A U.S. Senate committee has passed landmark legislation aimed at combating global warming by limiting carbon dioxide emissions. The vote was timed to coincide with the U.N. conference on climate change taking place in Bali, Indonesia. VOA's Deborah Tate reports from Capitol Hill.

The bill would set caps on U.S. greenhouse gas emissions from electric utility, transportation and manufacturing industries beginning in 2012 with the goal of cutting emissions 60 percent by 2050. It would create an incentive system that would give credits to industries that cut pollution. Industries that failed to reduce emissions would be forced to buy credits from others.

The Democratic-led Senate Environment and Public Works Committee voted 11 to eight, largely along party lines, to send the measure to the full Senate for what supporters hope will be action early next year.

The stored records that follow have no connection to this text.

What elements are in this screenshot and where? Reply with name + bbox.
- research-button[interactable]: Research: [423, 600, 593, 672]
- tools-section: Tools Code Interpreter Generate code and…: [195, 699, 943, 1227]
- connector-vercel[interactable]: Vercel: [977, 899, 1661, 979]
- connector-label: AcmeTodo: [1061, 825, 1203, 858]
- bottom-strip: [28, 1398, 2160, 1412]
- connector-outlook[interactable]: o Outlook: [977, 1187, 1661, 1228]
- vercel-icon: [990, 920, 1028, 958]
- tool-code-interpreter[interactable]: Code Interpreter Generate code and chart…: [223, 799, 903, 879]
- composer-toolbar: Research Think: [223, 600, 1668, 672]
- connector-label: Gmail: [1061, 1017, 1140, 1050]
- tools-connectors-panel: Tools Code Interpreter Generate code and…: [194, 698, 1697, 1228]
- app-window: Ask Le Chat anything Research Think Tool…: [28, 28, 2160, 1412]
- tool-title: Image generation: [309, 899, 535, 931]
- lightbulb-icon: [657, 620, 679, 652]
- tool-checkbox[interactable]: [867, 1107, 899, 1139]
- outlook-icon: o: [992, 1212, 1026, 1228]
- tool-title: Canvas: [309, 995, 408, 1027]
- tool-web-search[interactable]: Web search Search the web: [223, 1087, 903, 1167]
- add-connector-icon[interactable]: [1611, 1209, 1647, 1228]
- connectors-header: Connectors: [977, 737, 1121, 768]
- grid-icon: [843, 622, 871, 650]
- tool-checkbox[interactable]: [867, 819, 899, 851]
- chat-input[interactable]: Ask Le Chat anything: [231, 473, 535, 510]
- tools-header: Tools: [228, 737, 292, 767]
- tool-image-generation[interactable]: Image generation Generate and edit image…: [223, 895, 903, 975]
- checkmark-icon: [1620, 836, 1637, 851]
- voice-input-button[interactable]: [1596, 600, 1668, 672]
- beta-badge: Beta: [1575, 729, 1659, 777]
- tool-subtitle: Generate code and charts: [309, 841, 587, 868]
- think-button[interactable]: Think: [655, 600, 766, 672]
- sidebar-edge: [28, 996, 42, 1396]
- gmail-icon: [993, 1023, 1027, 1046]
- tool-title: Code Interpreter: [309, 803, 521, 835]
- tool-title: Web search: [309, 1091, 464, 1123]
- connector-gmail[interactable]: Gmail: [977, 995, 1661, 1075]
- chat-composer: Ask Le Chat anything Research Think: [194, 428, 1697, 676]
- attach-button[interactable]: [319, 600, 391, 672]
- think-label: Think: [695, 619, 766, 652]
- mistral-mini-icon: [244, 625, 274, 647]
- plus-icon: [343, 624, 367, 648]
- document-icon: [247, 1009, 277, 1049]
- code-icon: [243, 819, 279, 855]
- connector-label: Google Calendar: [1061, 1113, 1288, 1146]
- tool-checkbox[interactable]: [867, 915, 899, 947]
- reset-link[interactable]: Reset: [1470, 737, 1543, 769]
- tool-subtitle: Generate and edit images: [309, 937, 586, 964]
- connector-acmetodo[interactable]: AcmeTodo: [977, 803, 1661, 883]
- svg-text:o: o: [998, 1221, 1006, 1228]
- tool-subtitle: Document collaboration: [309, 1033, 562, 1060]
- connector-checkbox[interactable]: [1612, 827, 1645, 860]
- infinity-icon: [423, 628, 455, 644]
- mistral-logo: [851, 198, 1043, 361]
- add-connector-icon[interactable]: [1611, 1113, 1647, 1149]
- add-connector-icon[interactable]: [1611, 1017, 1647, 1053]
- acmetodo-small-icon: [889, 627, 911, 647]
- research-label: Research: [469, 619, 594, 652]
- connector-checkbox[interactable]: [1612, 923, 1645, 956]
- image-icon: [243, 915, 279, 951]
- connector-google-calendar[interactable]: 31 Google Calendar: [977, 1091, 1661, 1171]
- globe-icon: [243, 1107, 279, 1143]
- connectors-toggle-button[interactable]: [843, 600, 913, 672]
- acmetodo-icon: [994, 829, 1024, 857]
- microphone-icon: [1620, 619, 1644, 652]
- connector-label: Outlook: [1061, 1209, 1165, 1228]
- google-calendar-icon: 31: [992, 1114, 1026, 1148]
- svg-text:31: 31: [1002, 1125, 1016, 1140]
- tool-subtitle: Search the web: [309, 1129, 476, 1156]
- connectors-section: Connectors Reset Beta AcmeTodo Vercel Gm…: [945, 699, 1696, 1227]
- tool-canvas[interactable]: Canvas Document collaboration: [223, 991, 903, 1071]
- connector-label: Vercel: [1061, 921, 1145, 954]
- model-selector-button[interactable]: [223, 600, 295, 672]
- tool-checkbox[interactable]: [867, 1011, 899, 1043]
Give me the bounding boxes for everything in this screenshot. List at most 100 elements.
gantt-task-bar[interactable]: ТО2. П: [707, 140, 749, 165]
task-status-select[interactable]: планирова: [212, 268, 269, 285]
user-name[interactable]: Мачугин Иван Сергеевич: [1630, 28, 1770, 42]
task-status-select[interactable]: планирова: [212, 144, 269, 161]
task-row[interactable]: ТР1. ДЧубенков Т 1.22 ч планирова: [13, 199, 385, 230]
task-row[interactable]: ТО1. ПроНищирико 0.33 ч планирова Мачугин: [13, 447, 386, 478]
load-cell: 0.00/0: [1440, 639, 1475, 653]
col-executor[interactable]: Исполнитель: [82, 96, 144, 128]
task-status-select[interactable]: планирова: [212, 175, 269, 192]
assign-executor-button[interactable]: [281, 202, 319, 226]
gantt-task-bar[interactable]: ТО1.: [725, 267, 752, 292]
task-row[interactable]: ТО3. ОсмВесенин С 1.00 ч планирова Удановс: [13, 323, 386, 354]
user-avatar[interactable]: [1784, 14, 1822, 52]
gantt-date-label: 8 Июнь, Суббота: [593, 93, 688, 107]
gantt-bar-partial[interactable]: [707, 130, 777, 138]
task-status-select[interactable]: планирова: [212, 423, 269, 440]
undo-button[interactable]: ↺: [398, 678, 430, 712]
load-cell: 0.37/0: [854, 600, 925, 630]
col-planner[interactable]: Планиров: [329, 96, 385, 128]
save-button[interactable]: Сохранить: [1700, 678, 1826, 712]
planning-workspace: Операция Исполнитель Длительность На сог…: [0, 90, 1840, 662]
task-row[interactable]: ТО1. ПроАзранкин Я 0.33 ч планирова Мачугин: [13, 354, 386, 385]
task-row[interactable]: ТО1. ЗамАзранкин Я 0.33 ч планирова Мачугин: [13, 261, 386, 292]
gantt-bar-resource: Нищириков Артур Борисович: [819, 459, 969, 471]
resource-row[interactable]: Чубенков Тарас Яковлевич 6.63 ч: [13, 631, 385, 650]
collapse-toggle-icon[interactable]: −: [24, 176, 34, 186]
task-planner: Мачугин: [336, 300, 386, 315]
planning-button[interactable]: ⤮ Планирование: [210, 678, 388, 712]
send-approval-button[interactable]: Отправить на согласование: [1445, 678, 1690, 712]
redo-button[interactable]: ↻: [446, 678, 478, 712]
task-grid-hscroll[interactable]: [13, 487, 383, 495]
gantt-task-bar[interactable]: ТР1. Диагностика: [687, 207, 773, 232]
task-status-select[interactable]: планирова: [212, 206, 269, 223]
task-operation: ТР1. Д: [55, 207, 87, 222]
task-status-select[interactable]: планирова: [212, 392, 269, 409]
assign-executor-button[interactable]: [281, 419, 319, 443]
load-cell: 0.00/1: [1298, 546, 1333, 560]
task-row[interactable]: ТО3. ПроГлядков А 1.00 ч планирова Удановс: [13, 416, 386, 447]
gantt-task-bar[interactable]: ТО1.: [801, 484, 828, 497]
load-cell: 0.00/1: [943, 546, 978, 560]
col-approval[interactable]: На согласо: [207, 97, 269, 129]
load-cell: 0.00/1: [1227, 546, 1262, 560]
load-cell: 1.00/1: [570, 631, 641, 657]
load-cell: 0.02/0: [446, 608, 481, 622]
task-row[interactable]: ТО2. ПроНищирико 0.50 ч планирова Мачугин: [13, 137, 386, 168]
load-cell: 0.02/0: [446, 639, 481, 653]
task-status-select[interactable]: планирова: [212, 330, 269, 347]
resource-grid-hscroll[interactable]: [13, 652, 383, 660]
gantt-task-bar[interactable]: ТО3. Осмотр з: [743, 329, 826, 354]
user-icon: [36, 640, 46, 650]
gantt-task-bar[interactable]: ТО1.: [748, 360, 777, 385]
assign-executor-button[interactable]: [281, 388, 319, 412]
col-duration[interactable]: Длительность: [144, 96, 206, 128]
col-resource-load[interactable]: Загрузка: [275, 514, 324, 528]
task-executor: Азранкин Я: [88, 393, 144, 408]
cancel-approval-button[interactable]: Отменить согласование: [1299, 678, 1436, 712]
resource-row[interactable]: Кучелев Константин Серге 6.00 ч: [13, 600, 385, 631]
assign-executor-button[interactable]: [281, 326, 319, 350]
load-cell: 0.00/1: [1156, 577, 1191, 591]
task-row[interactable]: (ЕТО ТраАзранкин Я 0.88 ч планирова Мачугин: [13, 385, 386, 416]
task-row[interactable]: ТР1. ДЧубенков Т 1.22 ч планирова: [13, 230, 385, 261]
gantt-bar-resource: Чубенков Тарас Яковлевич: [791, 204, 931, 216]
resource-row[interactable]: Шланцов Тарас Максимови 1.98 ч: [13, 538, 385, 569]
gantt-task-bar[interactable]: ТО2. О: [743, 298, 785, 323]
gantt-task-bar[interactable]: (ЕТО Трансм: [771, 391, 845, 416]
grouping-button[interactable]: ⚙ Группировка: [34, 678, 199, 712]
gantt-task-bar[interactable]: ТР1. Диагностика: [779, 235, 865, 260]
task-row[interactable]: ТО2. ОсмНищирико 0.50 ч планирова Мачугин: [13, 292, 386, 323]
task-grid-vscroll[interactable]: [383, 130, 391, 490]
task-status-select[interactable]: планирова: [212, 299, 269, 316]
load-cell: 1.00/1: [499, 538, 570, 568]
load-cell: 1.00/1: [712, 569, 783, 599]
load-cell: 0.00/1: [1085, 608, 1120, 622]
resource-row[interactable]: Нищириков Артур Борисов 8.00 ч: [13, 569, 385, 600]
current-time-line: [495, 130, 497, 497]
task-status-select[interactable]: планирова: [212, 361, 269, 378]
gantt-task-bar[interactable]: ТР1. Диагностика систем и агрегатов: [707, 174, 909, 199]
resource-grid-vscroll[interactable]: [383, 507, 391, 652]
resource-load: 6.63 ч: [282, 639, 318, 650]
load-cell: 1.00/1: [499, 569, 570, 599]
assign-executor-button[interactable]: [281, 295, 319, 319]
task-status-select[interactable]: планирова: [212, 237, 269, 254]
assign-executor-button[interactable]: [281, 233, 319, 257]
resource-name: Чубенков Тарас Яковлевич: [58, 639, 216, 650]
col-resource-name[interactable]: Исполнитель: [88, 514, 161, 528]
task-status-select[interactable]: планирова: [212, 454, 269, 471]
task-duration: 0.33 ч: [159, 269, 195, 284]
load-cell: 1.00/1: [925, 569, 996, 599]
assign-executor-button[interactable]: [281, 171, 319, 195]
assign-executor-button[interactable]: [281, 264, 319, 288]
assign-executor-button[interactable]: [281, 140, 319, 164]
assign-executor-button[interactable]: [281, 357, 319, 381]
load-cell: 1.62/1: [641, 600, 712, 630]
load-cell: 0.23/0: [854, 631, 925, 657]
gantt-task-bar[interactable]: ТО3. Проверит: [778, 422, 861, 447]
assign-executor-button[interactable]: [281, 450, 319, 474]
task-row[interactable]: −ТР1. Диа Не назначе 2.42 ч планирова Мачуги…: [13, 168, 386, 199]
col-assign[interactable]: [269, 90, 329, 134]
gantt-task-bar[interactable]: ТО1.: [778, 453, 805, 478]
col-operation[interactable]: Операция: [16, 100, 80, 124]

"We are facing a crisis that will hit our children and our grandchildren the hardest if we do not act now. Not to act would be wrong, cowardly, and irresponsible," said Senator Barbara Boxer, a California Democrat, chairwoman of the committee.

Senator Boxer, who is expected to travel to Bali as part of a U.S. congressional delegation next week, said committee approval of the bill sends a signal to the rest of the world that the United States is serious about reducing global warming.

But many Republicans oppose the legislation, saying it would increase energy costs and lead to job losses. They argue the measure does not ensure that other nations, particularly China and India, will cut emissions.

"China's emission will continue to accelerate as it builds coal plants and imports jobs from the United States. This will be enormously expensive to households within seven years as electricity prices skyrocket by 35 to 65 percent," said Senator James Inhofe of Oklahoma, the top Republican on the committee.

But co-sponsor Republican Senator John Warner of Virginia, who broke with many in his party to support the measure, offered a different view: "If we do not act, China and India will hide behind America's skirts of inaction and take no steps of their own. Therefore we simply have to lead," he said.

The House of Representatives has yet to draft its own version of the legislation.